Why does a process create a zombie if execv fails, but not if execv is successful and terminates?

Question

So I am confused by the behavior of my C program. I am using the construct,

int pid = fork();
if (pid == 0) {
    if(file_upload_script_path) {
        rc = execv(file_upload_script_path, args);
        if(rc == -1) {   
            printf("Error has occured when starting file_upload.exp!\n");
            exit(0);
        }
    } else {   
        printf("Error with memory allocation!\n");
    }
}
else {
    printf("pid=%d\n", pid);
}

To fork the process and run a script for doing file upload. The script will by itself terminate safely, either by finishing the upload or failing.

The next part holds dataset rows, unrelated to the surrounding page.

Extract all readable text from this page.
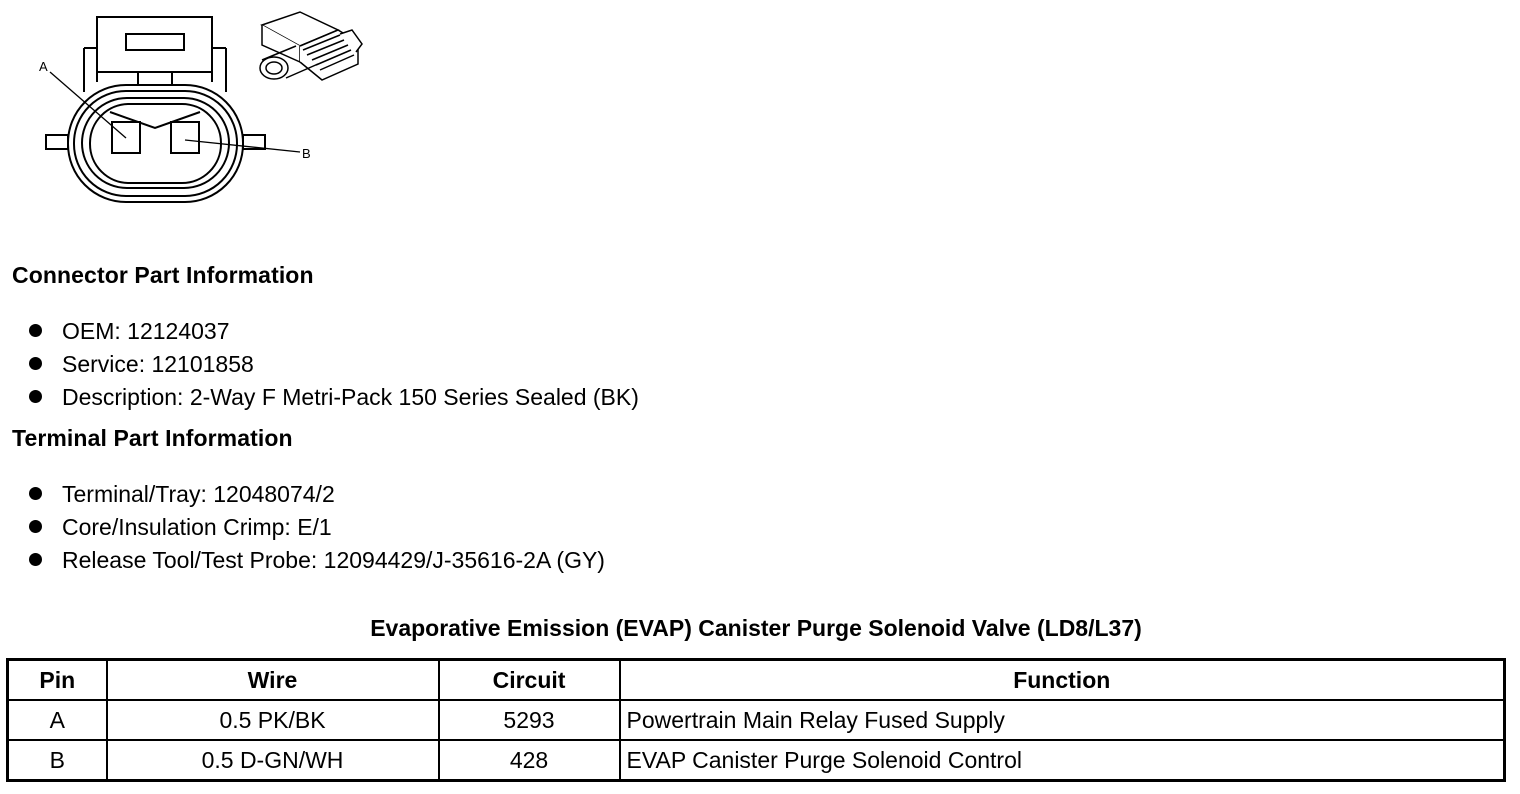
A
B
Connector Part Information
OEM: 12124037
Service: 12101858
Description: 2-Way F Metri-Pack 150 Series Sealed (BK)
Terminal Part Information
Terminal/Tray: 12048074/2
Core/Insulation Crimp: E/1
Release Tool/Test Probe: 12094429/J-35616-2A (GY)
Evaporative Emission (EVAP) Canister Purge Solenoid Valve (LD8/L37)
Pin	Wire	Circuit	Function
A	0.5 PK/BK	5293	Powertrain Main Relay Fused Supply
B	0.5 D-GN/WH	428	EVAP Canister Purge Solenoid Control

Now, there was a problem with the script path, causing execv to fail. Here I noted the child process will terminate successfully if execv finishes, but in case it fails (r==-1) and I exit the process, it will become a zombie. Anyone knows why this happens?

Note here, I know why the child-process becomes a zombie. What I am confused about is why the process not becomes a zombie if execv works.

EDIT:

I got a question about errno and the cause of the error. The cause of the error is known. There were a problem with the build process, so the path of the script were another than expected.

However, this may happen again and I want to make sure my program does not start spawning zombies when it does. The behavoir where zombies are created in some situations and not others are very confusing.

BR Patrik

Answer 1

If you don't want to create zombies, your program has to reap zombie processes no matter if they call execv or not call it or no matter if the execv call succeeds. To reap zombie processes "automagically" handle SIGCHLD signal:

void handle_sigchld(int sig) {
    int saved_errno = errno;
    while (waitpid((pid_t)(-1), 0, WNOHANG) > 0) {}
    errno = saved_errno;
}

int main() {
    signal(SIGCHLD, handle_sigchld);
    // rest of your program....
}

Inspired (no... ripped off) from: this link .

Or maybe you want only to reap only this specified child, because later you want to call fork() and handle childs return value. Then pass the returned pid from fork() in your parent to the signal handler and wait on this pid in sigchld if needed (with some checking, ex. if the pid already finished then ignore future SIGCHLD etc...).

Answer 2

In this scenario, when the execv fails, the child process is killed. The fun part, I think is what happens when you call exec family of functions.

The exec family of functions replaces the current image of the process with the new image of the binary you are about to exec.

So, whatever code was will not remain - and the error in your script would cause its death.

Here, the parent needs to listen on the death of the child process using wait flavour of functions (read: waitpid).

When you say that there's problem in the script, it means that the execv actually succeeded in creating the new image; but the latter failed of its own accord.

This is what I think is happening...

If the printf of if (rc==-1) is being executed, then perhaps changing exit(0) to _exit(0) should take care of it.